Проведя долгие годы в местах, где удобства были настолько малы, что вообще вряд ли можно было говорить о каких-то удобствах, Петрович перенес эти условия и в свою жизнь на воле. Он обходился настолько малым, что казалось, и поныне живет в суровом тюремном заточении. Притом, что временами деньги у него бывали хорошие, большие деньги в полном смысле этого слова. Единственное, что он купил, это полузаброшенную дачку на окраине и двухкомнатную квартиру в городе. И то и другое, естественно, на чужие имена, так как сам он, Осадчий Михаил Петрович, нигде, ни в каких коммунальных, домовых и прочих книгах светиться не желал.
В квартире у него не было ничего, кроме самого необходимого — железная кровать, которую он подобрал возле мусорных ящиков, матрац, правда, купил, к нему подушку и несколько комплектов белья. На кухне — стол и четыре табуретки. Был еще шкаф, гулкий от пустоты шкаф, в котором висели пиджак и черное затертое пальто.
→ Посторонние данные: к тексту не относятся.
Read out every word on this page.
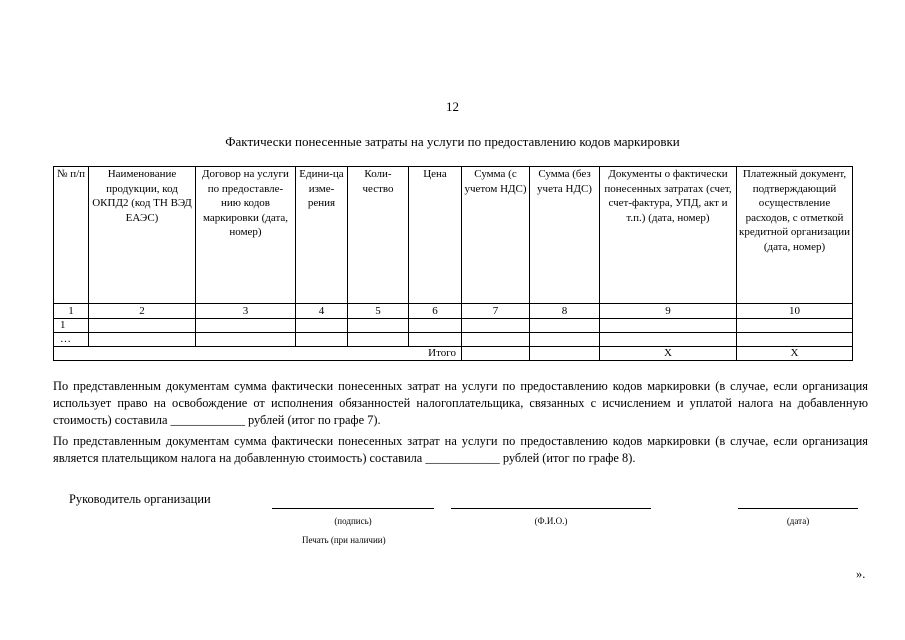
12
Фактически понесенные затраты на услуги по предоставлению кодов маркировки
№ п/п	Наименование продукции, код ОКПД2 (код ТН ВЭД ЕАЭС)	Договор на услуги по предоставле-нию кодов маркировки (дата, номер)	Едини-ца изме-рения	Коли-чество	Цена	Сумма (с учетом НДС)	Сумма (без учета НДС)	Документы о фактически понесенных затратах (счет, счет-фактура, УПД, акт и т.п.) (дата, номер)	Платежный документ, подтверждающий осуществление расходов, с отметкой кредитной организации (дата, номер)
1	2	3	4	5	6	7	8	9	10
1									
…									
Итого								Х	Х
По представленным документам сумма фактически понесенных затрат на услуги по предоставлению кодов маркировки (в случае, если организация использует право на освобождение от исполнения обязанностей налогоплательщика, связанных с исчислением и уплатой налога на добавленную стоимость) составила ____________ рублей (итог по графе 7).
По представленным документам сумма фактически понесенных затрат на услуги по предоставлению кодов маркировки (в случае, если организация является плательщиком налога на добавленную стоимость) составила ____________ рублей (итог по графе 8).
Руководитель организации
(подпись)	(Ф.И.О.)	(дата)
Печать (при наличии)
».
Да, в комнате стоял низенький столик и два затертых кресла — для бесед длительных и душевных. И, конечно, телевизор, хороший телевизор, японский.
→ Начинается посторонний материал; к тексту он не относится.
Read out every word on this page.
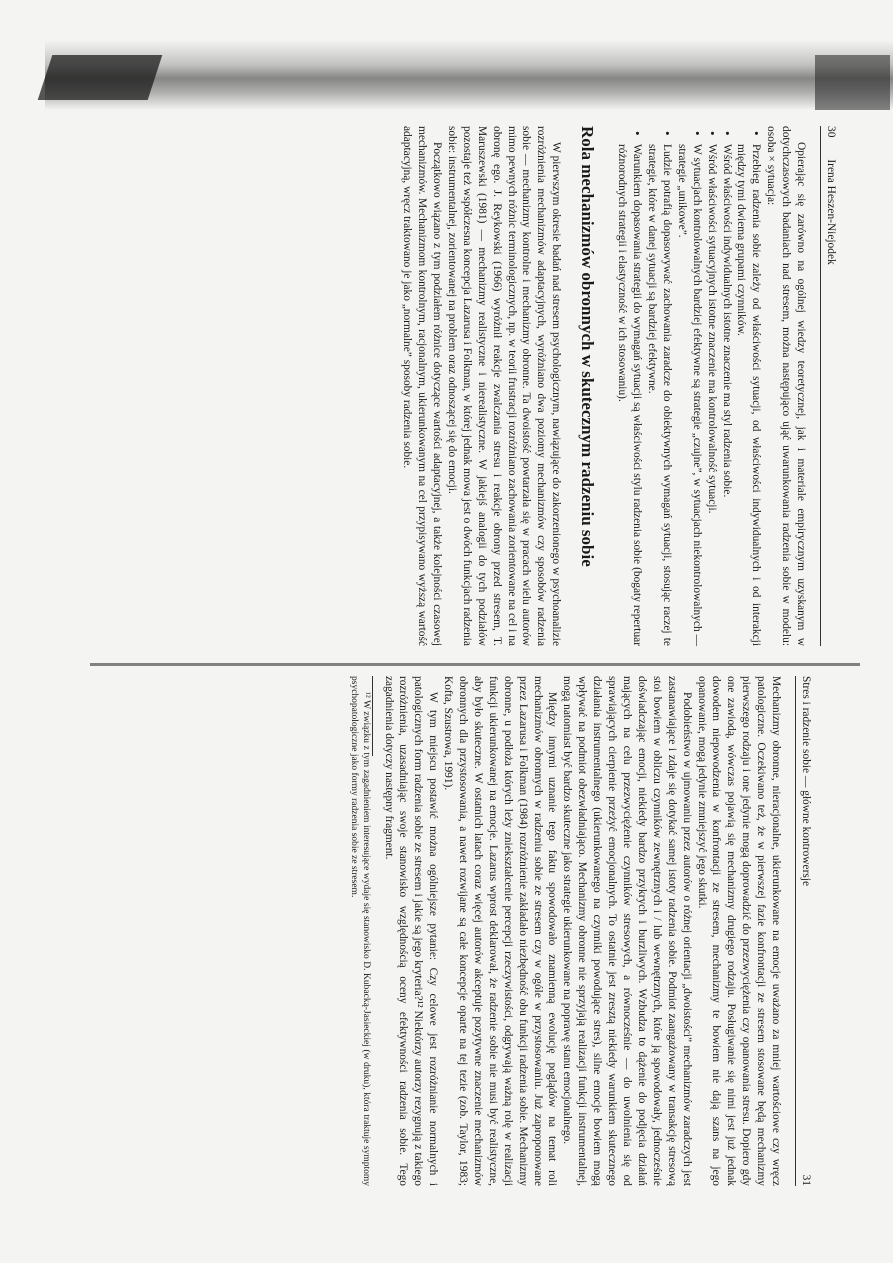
30
Irena Heszen-Niejodek

Opierając się zarówno na ogólnej wiedzy teoretycznej, jak i materiale empirycznym uzyskanym w dotychczasowych badaniach nad stresem, można następująco ująć uwarunkowania radzenia sobie w modelu: osoba × sytuacja:

• Przebieg radzenia sobie zależy od właściwości sytuacji, od właściwości indywidualnych i od interakcji między tymi dwiema grupami czynników.
• Wśród właściwości indywidualnych istotne znaczenie ma styl radzenia sobie.
• Wśród właściwości sytuacyjnych istotne znaczenie ma kontrolowalność sytuacji.
• W sytuacjach kontrolowalnych bardziej efektywne są strategie „czujne”, w sytuacjach niekontrolowalnych — strategie „unikowe”.
• Ludzie potrafią dopasowywać zachowania zaradcze do obiektywnych wymagań sytuacji, stosując raczej te strategie, które w danej sytuacji są bardziej efektywne.
• Warunkiem dopasowania strategii do wymagań sytuacji są właściwości stylu radzenia sobie (bogaty repertuar różnorodnych strategii i elastyczność w ich stosowaniu).
Rola mechanizmów obronnych w skutecznym radzeniu sobie

W pierwszym okresie badań nad stresem psychologicznym, nawiązujące do zakorzenionego w psychoanalizie rozróżnienia mechanizmów adaptacyjnych, wyróżniano dwa poziomy mechanizmów czy sposobów radzenia sobie — mechanizmy kontrolne i mechanizmy obronne. Ta dwoistość powtarzała się w pracach wielu autorów mimo pewnych różnic terminologicznych, np. w teorii frustracji rozróżniano zachowania zorientowane na cel i na obronę ego. J. Reykowski (1966) wyróżnił reakcje zwalczania stresu i reakcje obrony przed stresem, T. Maruszewski (1981) — mechanizmy realistyczne i nierealistyczne. W jakiejś analogii do tych podziałów pozostaje też współczesna koncepcja Lazarusa i Folkman, w której jednak mowa jest o dwóch funkcjach radzenia sobie: instrumentalnej, zorientowanej na problem oraz odnoszącej się do emocji.

Początkowo wiązano z tym podziałem różnice dotyczące wartości adaptacyjnej, a także kolejności czasowej mechanizmów. Mechanizmom kontrolnym, racjonalnym, ukierunkowanym na cel przypisywano wyższą wartość adaptacyjną, wręcz traktowano je jako „normalne” sposoby radzenia sobie.

Stres i radzenie sobie — główne kontrowersje
31

Mechanizmy obronne, nieracjonalne, ukierunkowane na emocje uważano za mniej wartościowe czy wręcz patologiczne. Oczekiwano też, że w pierwszej fazie konfrontacji ze stresem stosowane będą mechanizmy pierwszego rodzaju i one jedynie mogą doprowadzić do przezwyciężenia czy opanowania stresu. Dopiero gdy one zawiodą, wówczas pojawią się mechanizmy drugiego rodzaju. Posługiwanie się nimi jest już jednak dowodem niepowodzenia w konfrontacji ze stresem, mechanizmy te bowiem nie dają szans na jego opanowanie, mogą jedynie zmniejszyć jego skutki.

Podobieństwo w ujmowaniu przez autorów o różnej orientacji „dwoistości” mechanizmów zaradczych jest zastanawiające i zdaje się dotykać samej istoty radzenia sobie. Podmiot zaangażowany w transakcję stresową stoi bowiem w obliczu czynników zewnętrznych i / lub wewnętrznych, które ją spowodowały, jednocześnie doświadczając emocji, niekiedy bardzo przykrych i burzliwych. Wzbudza to dążenie do podjęcia działań mających na celu przezwyciężenie czynników stresowych, a równocześnie — do uwolnienia się od sprawiających cierpienie przeżyć emocjonalnych. To ostatnie jest zresztą niekiedy warunkiem skutecznego działania instrumentalnego (ukierunkowanego na czynniki powodujące stres), silne emocje bowiem mogą wpływać na podmiot obezwładniająco. Mechanizmy obronne nie sprzyjają realizacji funkcji instrumentalnej, mogą natomiast być bardzo skuteczne jako strategie ukierunkowane na poprawę stanu emocjonalnego.

Między innymi uznanie tego faktu spowodowało znamienną ewolucję poglądów na temat roli mechanizmów obronnych w radzeniu sobie ze stresem czy w ogóle w przystosowaniu. Już zaproponowane przez Lazarusa i Folkman (1984) rozróżnienie zakładało niezbędność obu funkcji radzenia sobie. Mechanizmy obronne, u podłoża których leży zniekształcenie percepcji rzeczywistości, odgrywają ważną rolę w realizacji funkcji ukierunkowanej na emocje. Lazarus wprost deklarował, że radzenie sobie nie musi być realistyczne, aby było skuteczne. W ostatnich latach coraz więcej autorów akceptuje pozytywne znaczenie mechanizmów obronnych dla przystosowania, a nawet rozwijane są całe koncepcje oparte na tej tezie (zob. Taylor, 1983; Kofta, Szustrowa, 1991).

W tym miejscu postawić można ogólniejsze pytanie: Czy celowe jest rozróżnianie normalnych i patologicznych form radzenia sobie ze stresem i jakie są jego kryteria?¹² Niektórzy autorzy rezygnują z takiego rozróżnienia, uzasadniając swoje stanowisko względnością oceny efektywności radzenia sobie. Tego zagadnienia dotyczy następny fragment.

¹² W związku z tym zagadnieniem interesujące wydaje się stanowisko D. Kubacką-Jasieckiej (w druku), która traktuje symptomy psychopatologiczne jako formy radzenia sobie ze stresem.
Не мог и не хотел Петрович привыкать к городским удобствам, ко всевозможным одежкам, занавескам, шторам, к посуде и кухонным наборам, которые уму пустому и никчемному говорили о достатке и достоинстве.
Вот деньги он ценил, тратил их скуповато, не баловал себя ни заморскими напитками, ни заморскими закусками. Купив однажды водку местного завода и убедившись, что водка неплохая, он брал только ее, а на закуску — хлеб, колбасу, помидоры. На балконе стояло ведро с картошкой, накрытое старым мешком.
Вот и все.
Примерно такой же порядок, такая же ограниченность царила и в душе Петровича. Когда банда засветилась, когда умирающего Воблу вытащили из его дачного подвала и теперь всеми силами городской медицины пытались вытащить с того света, он перебрался в свою городскую квартиру. И целыми днями ходил по дому в длинной заношенной пижаме и шлепанцах на босу ногу. Телевизор работал с утра до вечера, но Петрович убирал звук и включал его, когда передавали новости о расследовании преступления, которое он, Петрович, и совершил.